Though we don’t technically have a hometown airline anymore now that Delta has absorbed Northwest, the Atlanta-based airline still provides a fair amount of economic activity for Minnesota. And doesn’t it know it. Less than a month after Delta officials pledged to keep its Twin Cities hub, the company has made it clear there’s a significant maybe involved.
Thursday’s hearing at the Capitol was an exercise in veiled threats, centered around state-backed debt for Northwest, given years ago in exchange for a promise to keep the headquarters here.
Lawmakers don’t have a lot of clout in preventing Delta from closing Northwest’s Eagan headquarters, and former-Northwest-now-Delta official Ben Hirst got that point across pretty clearly without exactly saying so.
The legislators stressed that a deal is a deal.
Hirst’s response:
“To the extent that the Minneapolis airport has higher costs per enplanement than Cincinnati or Detroit or other competing airports in the Delta system, then all that happens there is that Delta has an incentive to locate flights through those airports rather than here.”
Translation: Push us, and we’ll close your hub.
Rep. Debra Hilstrom said Delta can’t just say they’re not going to honor the deal.
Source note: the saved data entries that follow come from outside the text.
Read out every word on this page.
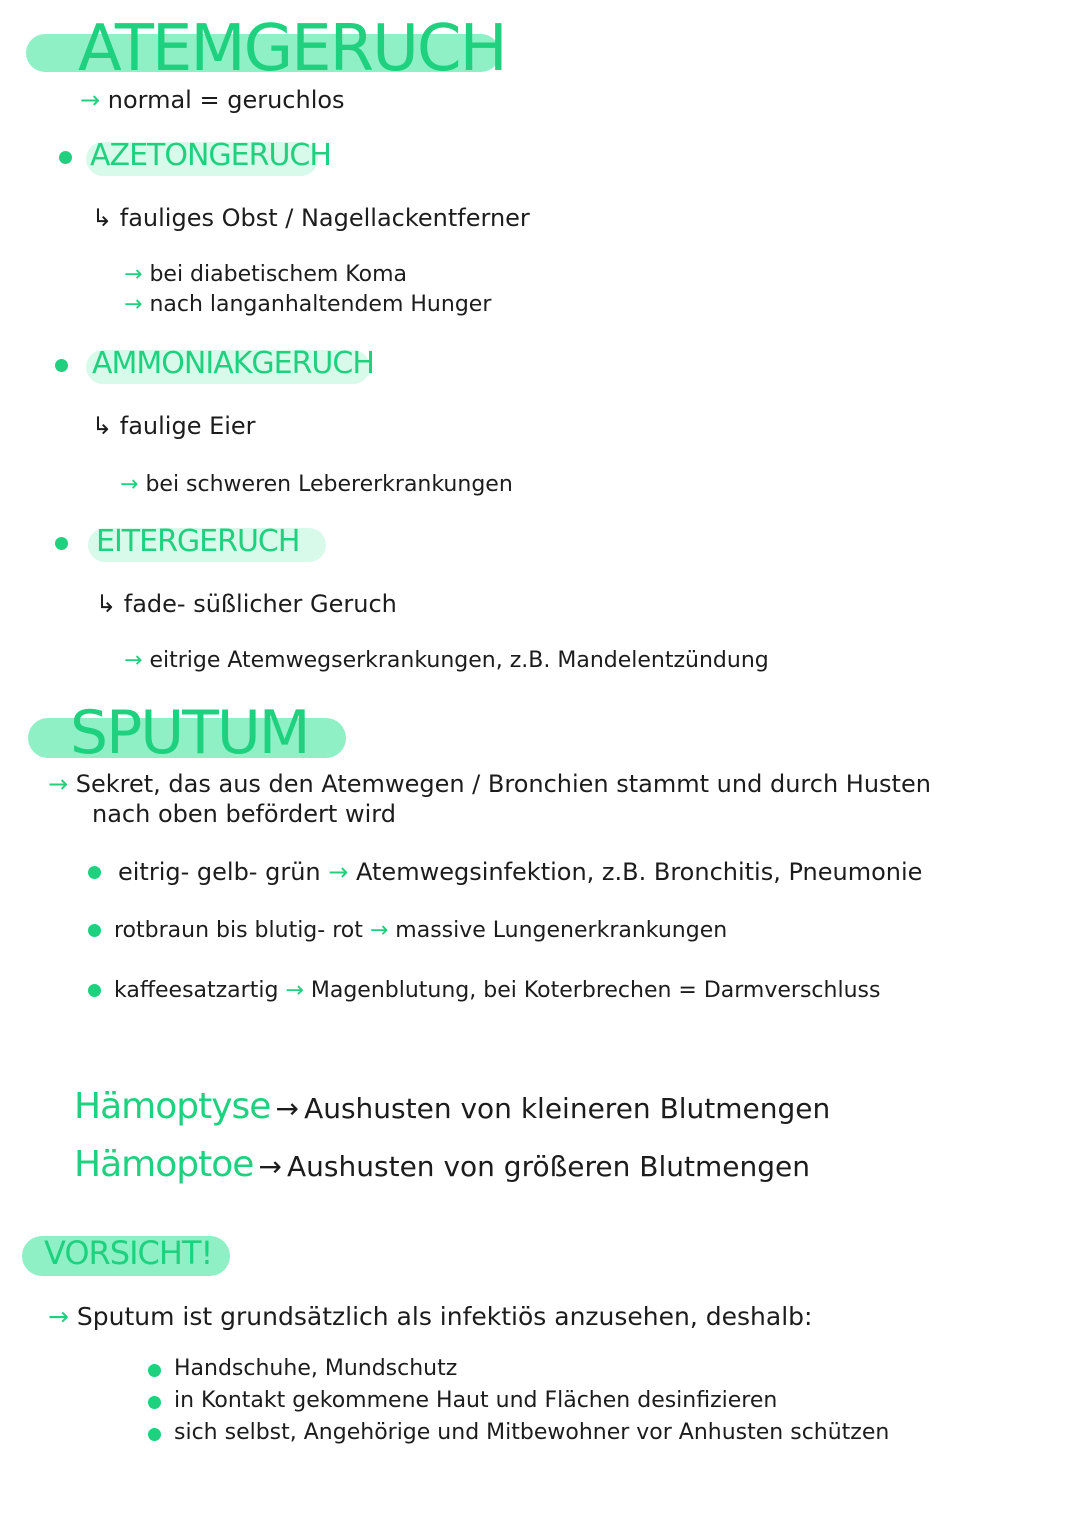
ATEMGERUCH
→ normal = geruchlos
AZETONGERUCH
↳ fauliges Obst / Nagellackentferner
→ bei diabetischem Koma
→ nach langanhaltendem Hunger
AMMONIAKGERUCH
↳ faulige Eier
→ bei schweren Lebererkrankungen
EITERGERUCH
↳ fade- süßlicher Geruch
→ eitrige Atemwegserkrankungen, z.B. Mandelentzündung
SPUTUM
→ Sekret, das aus den Atemwegen / Bronchien stammt und durch Husten
nach oben befördert wird
eitrig- gelb- grün → Atemwegsinfektion, z.B. Bronchitis, Pneumonie
rotbraun bis blutig- rot → massive Lungenerkrankungen
kaffeesatzartig → Magenblutung, bei Koterbrechen = Darmverschluss
Hämoptyse → Aushusten von kleineren Blutmengen
Hämoptoe → Aushusten von größeren Blutmengen
VORSICHT!
→ Sputum ist grundsätzlich als infektiös anzusehen, deshalb:
Handschuhe, Mundschutz
in Kontakt gekommene Haut und Flächen desinfizieren
sich selbst, Angehörige und Mitbewohner vor Anhusten schützen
To which Hirst replied the company would, if pushed, just write a check for what’s owed, adding:
“In uncertain times, liquidity means security for our company and for our people, so we would prefer to leave the bonds in place,” Hirst said.
Translation: If you push us to early repayment, we’d have less cash and we may have to close your hub.
That sent Rep. Ann Lenczewski on a new tack: repealing tax breaks Delta-Northwest gets.
Hirst’s response as quoted by Session Weekly:
Such actions could result in increased employment costs at the airport, which could force Delta to scale back its operations even further.
Translation: Fine. We’ll close your hub.
Oh, and about those taxes. Metropolitan Airports Commission spokesman Pat Hogan sent an e-mail today noting that the airlines pay them:
Airlines and other businesses at MSP DO pay property taxes. (I believe a look at the Hennepin County tax rolls will show that NWA pays millions in property taxes for its airport facilities.) What MSP tenants do not pay is the Statewide Commercial/Industrial tax. That tax was established to fund education. MSP is not in any city nor does it contain any residences that might use area schools, so the Legislature determined airport tenants should not be subject to that particular tax. Utilities, fire and polic protection are provided by the MAC, and airport tenants cover those costs through rent payments and other charges.